Current position of the SSV Corwith Cramer. Click on the vessel to view position history. Use the layer tools, top right, to change the map style or to view data layers. Dates and times use GMT (Greenwich Mean Time).
SEA Currents: SSV Corwith Cramer
October 15, 2020
Offshore for Shore
39° 58.608’ N x 071° 15.423’ W
Ship’s Heading, Speed and sail plan
Hove-To, Mains’l (First Reef)
Clear skies, Wind from SSW, 2 foot waves from SWxS
Hello to everyone reading this blog. It’s been a long, beautiful 24 hours on the Cramer. Just about a day ago I was settling into a beautiful Evening Watch—1900 to 0100. On lookout and the helm, I got a pretty excellent view of a full night sky. As a New Yorker, I don’t see much of the stars at all, but I got the sense that this was an especially good night by any metric. The Milky Way was on full display and I caught sight of more than a few shooting stars. On that watch we caught our first myctophids in our neuston tow, which will be good data points for many of our projects.
I slept through most of the next morning, though I was told the sunrise was also beautiful, and awoke to a clear, warm day—the first of the trip that made me consider wearing shorts. My assignment for afternoon watch (1300-1900) was to be Assistant Engineer, so I got to work with JC, our Chief Engineer, today. We spent much of the afternoon performing weekly maintenance on the various valves on the ships. We also turned off our watermakers, which turn the seawater around us into freshwater, as we had filled up our tanks. These watermakers can turn salt water into freshwater at a whopping rate of 45 gallons/hour!
At our 1400 class, we received a weather report from Campbell, Max, and Megan, a navigational report from Yoela and Audrey, and a science report from Becca, Raechel, and Logan. During class we also practiced setting the tops’l, which is the higher of the two square sails on the foremast.
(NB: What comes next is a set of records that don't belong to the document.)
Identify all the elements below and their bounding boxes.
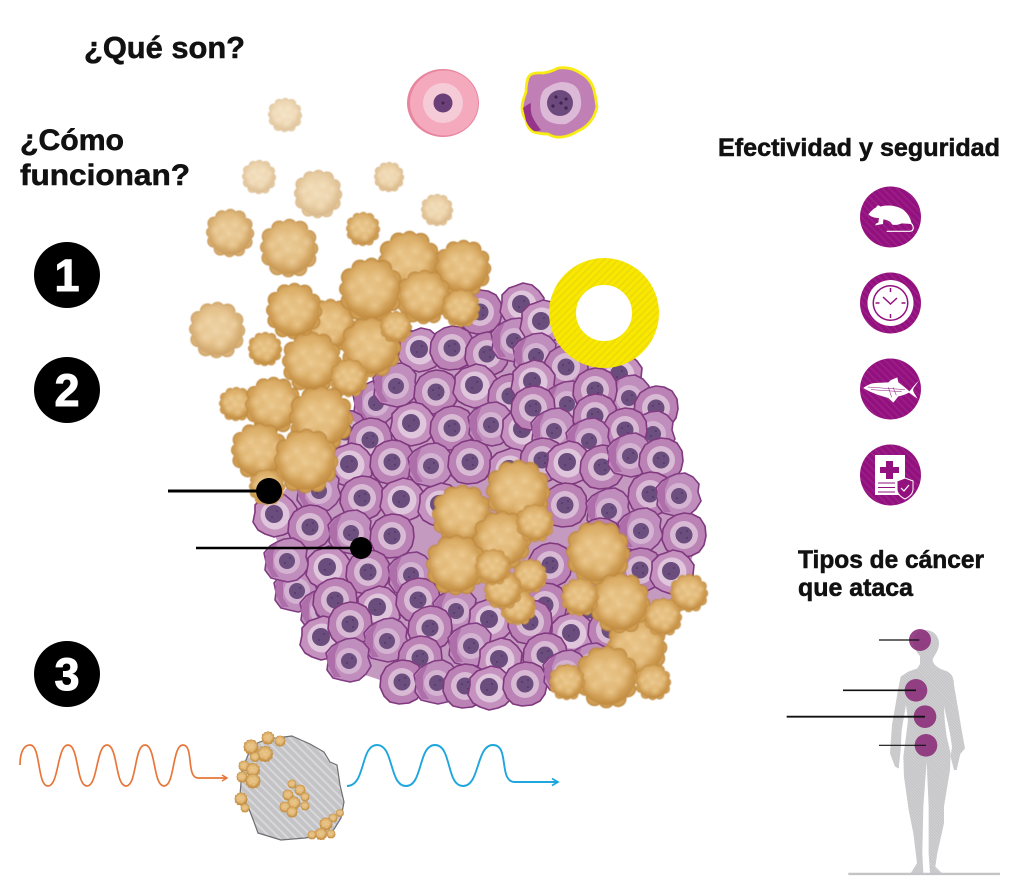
title: ¿Qué son?: ¿Qué son? xyxy=(84,30,245,65)
floor line xyxy=(848,870,1000,877)
tumor mass of cancer cells xyxy=(253,283,706,710)
clumps on small tumor xyxy=(234,731,344,840)
step number 2: 2 xyxy=(54,365,80,416)
heading: ¿Cómo funcionan? xyxy=(20,124,190,192)
upper-left nanoparticle clumps on tumor xyxy=(219,231,491,505)
orange incoming wave xyxy=(20,745,227,786)
human silhouette xyxy=(890,630,965,873)
step number 3 xyxy=(34,641,100,707)
heading: Tipos de cáncer que ataca: Tipos de cáncer xyxy=(798,546,984,574)
step number 2 xyxy=(34,357,100,423)
step number 1: 1 xyxy=(54,250,80,301)
small gray tumor with clumps xyxy=(234,731,344,840)
body silhouette with cancer locations xyxy=(787,629,1000,874)
cancer location circles xyxy=(905,629,937,757)
yellow highlight ring xyxy=(562,272,646,354)
heading: Tipos de cáncer que ataca: que ataca xyxy=(798,574,914,602)
lower-right nanoparticle clumps xyxy=(549,521,708,708)
pale detached nanoparticle clumps xyxy=(189,98,453,366)
step number 3: 3 xyxy=(54,649,80,700)
icon: fish xyxy=(860,358,921,420)
icon: mouse xyxy=(860,186,921,248)
heading: Tipos de cáncer que ataca xyxy=(798,546,984,602)
heading: ¿Cómo funcionan?: funcionan? xyxy=(20,159,190,192)
step number 1 xyxy=(34,242,100,308)
central nanoparticle clumps xyxy=(426,460,554,625)
blue outgoing wave xyxy=(347,745,558,786)
callout lines xyxy=(787,640,926,745)
icon: medical document with shield xyxy=(860,444,921,506)
callout line: tumor cell xyxy=(196,537,372,559)
healthy cell xyxy=(407,69,479,137)
callout line: nanoparticle xyxy=(168,478,282,504)
icon: clock xyxy=(860,272,921,334)
cancer cell xyxy=(522,68,597,137)
heading: Efectividad y seguridad: Efectividad y seguridad xyxy=(718,134,1000,162)
heading: ¿Cómo funcionan?: ¿Cómo xyxy=(20,124,124,157)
At 1600, we celebrated Carolyn’s, our 2nd mate, birthday! We had an appropriate afternoon snack to celebrate, a chocolate pineapple cake, along with a birthday song. Many compliments to Katey, Adam, and Sara in the galley for making that treat.
To briefly explain the watch system, the day is broken into 4 6-hour watch times: Morning Watch (0700-1300), Afternoon Watch (1300-1900), Evening Watch (1900-0100), and Dawn Watch (0100-0700). There are 3 watch groups—A, B, and C—that cycle through the watch times. In practice, this means that each watch group does every watch time every three days. A is relieved by B, B is relieved by C, C by A, ad infinitum. I figure all of you reading at home may
already be familiar, but that it would be good to explain as I am sure these different watches will be referenced almost every day going forward.
Being out at sea, at night or during the day, is magical. For most of today, there wasn’t even another ship in sight. Nothing but the wind, the sky, the sun, and the Cramer. It’s difficult to put into words, but the effect it has is very calming and relaxing. Especially in the turbulence of recent times and of very recent weather patterns, I’ve found the past 36 hours to be to reflect, on lookout, by reading, or by enjoying a sunny afternoon with friends with a furled sail as our cushion.
- Aidan Young, Duke University Gap Year Student
P.S. from Carolyn: Happy Birthday Daddy! Love you lots and lots.
P.S. from Aidan: To my family back home, I love and miss you all.
Editor's Note: In response to the coronavirus pandemic, all SEA Semester students, faculty, and crew aboard the SSV Corwith Cramer boarded the ship after strictly isolating on our Woods Hole campus for a minimum of two weeks, and after repeated negative tests for COVID-19. To ensure the health and safety of those onboard, the ship will not conduct any port stops and will remain in coastal waters so that any unlikely medical situations may be resolved quickly.